Hippocrates

Chambers's Encyclopaedia, Volume 5: Friday to Humanitarians, p. 719–720

Hippocrates, the most celebrated physician of antiquity, was the son of Heracleides, who was also a physician, and belonged to the family of the Asclepiadæ, Hippocrates himself being either nineteenth or seventeenth in descent from Esenapius. His mother, whose name was Phænarete, was said to be descended from Hereules. He was born in the island of Cos, probably about 460 B.C. He is said to have been instructed in medicine by his father and by Herodius, and in philosophy by Gorgias of Leontini, the celebrated sophist, and Democritus of Abdera, whose cure, when he was mentally deranged, he afterwards effected. After visiting some parts of Greece, particularly Athens, then at its intellectual zenith, he settled in practice at Cos. He died at Larissa, in Thessaly, but at what age is uncertain, different ancient authors stating it to have been at 85, 90, 104, and 109 years. Clinton (Fasti Hell.) places his death 357 B.C., at the age of 104. We know little more of his personal history than that he was greatly esteemed as a physician and an author, and that he raised the medical school of Cos to a very high reputation.

His works were quoted by Plato, who compared him to Polycletus and Phidias, and by Aristotle, who called him 'the great.' Various stories are recorded of him by Greek writers, to which, being undoubtedly fabulous, it is unnecessary to advert; and we find legends regarding him in the works of Arabic writers, who term him 'Bokrât,' while the European story-tellers of the middle ages celebrate him under the name of 'Ypocras,' and, in defiance of chronology, make him professor of medicine at Rome, with a nephew of wondrous medical skill, whom he despatched in his own stead to the king of Hungary.

The works bearing the name of Hippocrates, and termed the Hippocratic Collection, are more than sixty in number, and were divided by Dr Greenhill into eight classes. The first class comprises works certainly written by Hippocrates, including Prognostica; Aphorismi; Dc Morbis Popularibus; Dc Ratione Victus in Morbis Acutis; De Aëre, Aquis, et Locis; and De Capitis Vulneribus. Some eminent critics doubt the genuineness of some portions of the Aphorismi, the work by which Hippocrates is most popularly known. The second class is composed of works perhaps written by Hippocrates. They are eleven in number, and one of them is the well-known Jusjurandum, or 'Hippocratic Oath.' The others consist of works written before Hippocrates, works whose author is conjectured, works by quite unknown authors, wilful forgeries, &c.

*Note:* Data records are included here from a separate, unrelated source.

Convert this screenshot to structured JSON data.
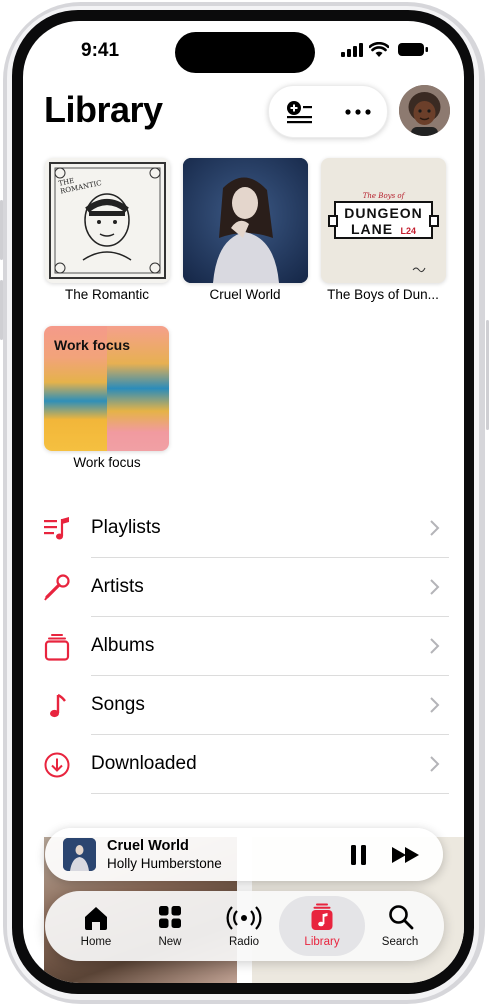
{
  "status": {
    "time": "9:41"
  },
  "header": {
    "title": "Library"
  },
  "albums": [
    {
      "title": "The Romantic",
      "art_text": "THE ROMANTIC"
    },
    {
      "title": "Cruel World"
    },
    {
      "title": "The Boys of Dun...",
      "art_line1": "DUNGEON",
      "art_line2": "LANE",
      "art_badge": "L24",
      "art_small": "The Boys of"
    }
  ],
  "playlist": {
    "title": "Work focus",
    "art_label": "Work focus"
  },
  "menu": [
    {
      "label": "Playlists",
      "icon": "playlist-icon"
    },
    {
      "label": "Artists",
      "icon": "microphone-icon"
    },
    {
      "label": "Albums",
      "icon": "album-stack-icon"
    },
    {
      "label": "Songs",
      "icon": "music-note-icon"
    },
    {
      "label": "Downloaded",
      "icon": "download-circle-icon"
    }
  ],
  "now_playing": {
    "title": "Cruel World",
    "artist": "Holly Humberstone"
  },
  "tabs": [
    {
      "label": "Home"
    },
    {
      "label": "New"
    },
    {
      "label": "Radio"
    },
    {
      "label": "Library"
    },
    {
      "label": "Search"
    }
  ],
  "colors": {
    "accent": "#e8243e",
    "text": "#000000",
    "separator": "#dcdcdc"
  }
}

For anything like a full account of his views we must refer to the various writers who have treated of the history of medicine. We can here only mention that he divides the causes of disease into two principal classes: the first consisting of the influence of seasons, climates, water, situation, &c.; and the second of more personal causes, such as the food and exercise of the individual patient. To the influence which different climates exert on the human constitution he confidently ascribes both the conformation of the body and the disposition of the mind, and hence accounts for the differences between the Greek and the less hardy Asiatic. The four fluids or humours of the body (blood, phlegm, yellow bile, and black bile) were regarded by him as the primary seats of disease; health was the result of the due combination (or crasis) of these, the disturbance of which produced illness. When a disease was proceeding favourably these humours underwent a certain change (or coction), which was the sign of returning health, as preparing for the expulsion of morbid matter, or crisis, these crises having a tendency to occur at definite periods, which were thence called 'critical days.' His treatment of diseases was cautious, and what we now term expectant; it consisted chiefly and often solely in attention to diet and regimen; and he was sometimes reproached with letting his patients die by doing nothing to keep them alive.

The works of Hippocrates were translated at an early period into Arabic. They were first printed in a Latin translation in 1525 at Rome. The first Greek edition (the Aldine) appeared the following year at Venice; an edition by Mercuriali appeared in 1588, one by Foes in 1595, and one by Van der Linden in 1665. Others have appeared under the editorship of Chartier, Kühn, &c. The best edition, with an admirable French translation, is that of Littré (10 vols. 1839-61). A scholarly edition by Ermerius, with a Latin rendering, was published in 1859-65 at Utrecht, at the expense of the university of Amsterdam. An excellent English translation of the Genuine Works of Hippocrates was published in 1849, in 2 vols., by Dr Adams of Banchory, Aberdeenshire.